Так думал Чезаре, и полагал, что мысли Джованни сродни его мыслям. Но взгляд, брошенный на него сыном Лоренцо Медичи, заставил Чезаре усомниться в этом. Хрупкий, даже хлипкий Джованни, выглядящий особенно низкорослым по сравнению с Чезаре и Тилой, восполнял недостаток внешней мощи силой внутренней. Чезаре, которому не чужды были обе эти разновидности силы, уважал друга и прислушивался к нему, признавая про себя, что Джованни порой понимает больше, чем он сам. «Что такое, друг? Зачем мы на самом деле едем в Перуджу?» — мысленно спросил он, и Джованни опустил глаза, как бы давая знать, что сейчас не время.

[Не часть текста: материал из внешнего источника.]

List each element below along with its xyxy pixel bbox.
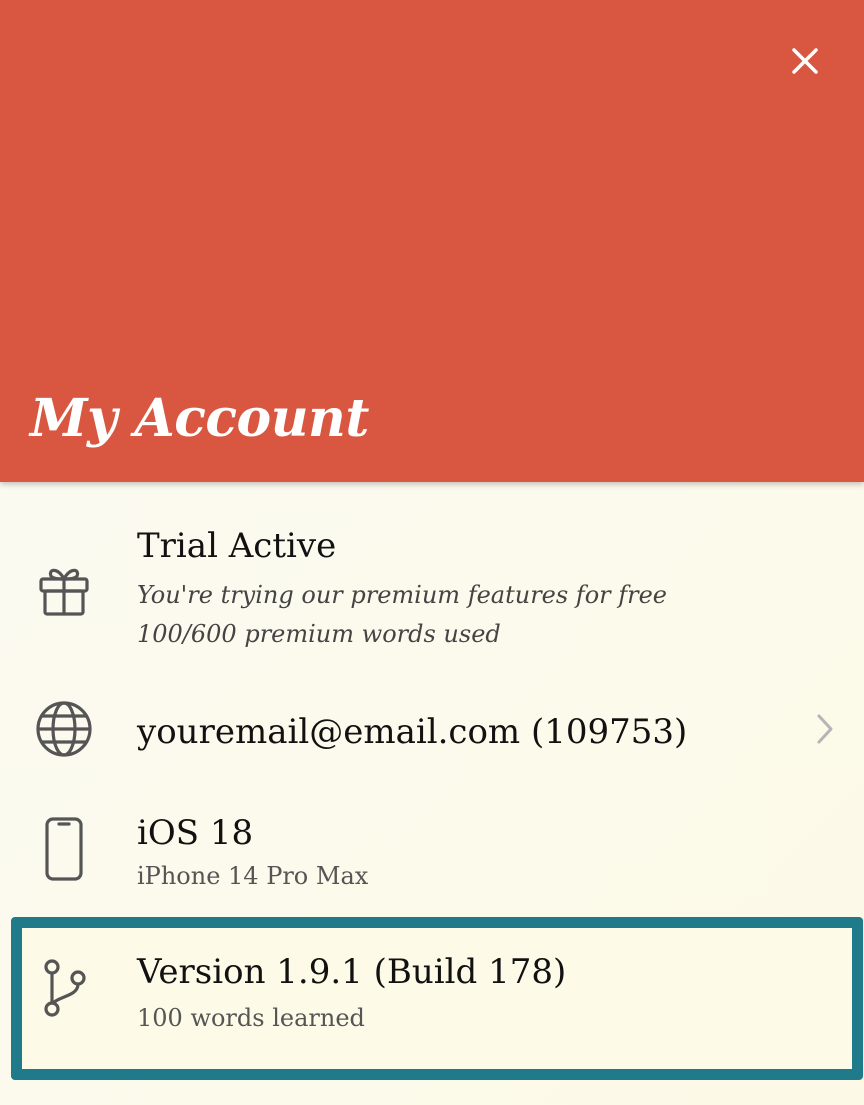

— Кстати, Чезаре, — сказал он вдруг как ни в чем не бывало. — Все хотел тебя спросить, да только мы все время напиваемся и из головы вылетает. Каким образом твой досточтимый батюшка смог-таки стать его святейшеством Папой?

Тила выпучил на Джованни глаза — и расхохотался. Конь под ним, такой же громадный, как он сам, дернул ушами, а свита, ехавшая на почтительном расстоянии от господ, нервно забряцала оружием.

— Ну ты и спросил! — гаркнул Тила. — Да что ж ты как дитя-то малое? Это ж всем известно! Выбрали его господа кардиналы, такие же вот прощелыги, как вы оба. Так всегда делается.

— Ясно, что выбрали, — прищурившись, сказал Джованни, по-прежнему глядя на Чезаре со своего мула. — Вот только — почему? То есть, хочу я сказать, каким образом?

— Голосованием, — как слабоумному, объяснил ему Тила. — Единогласно.

— О том-то и речь, друг мой. О том-то и речь.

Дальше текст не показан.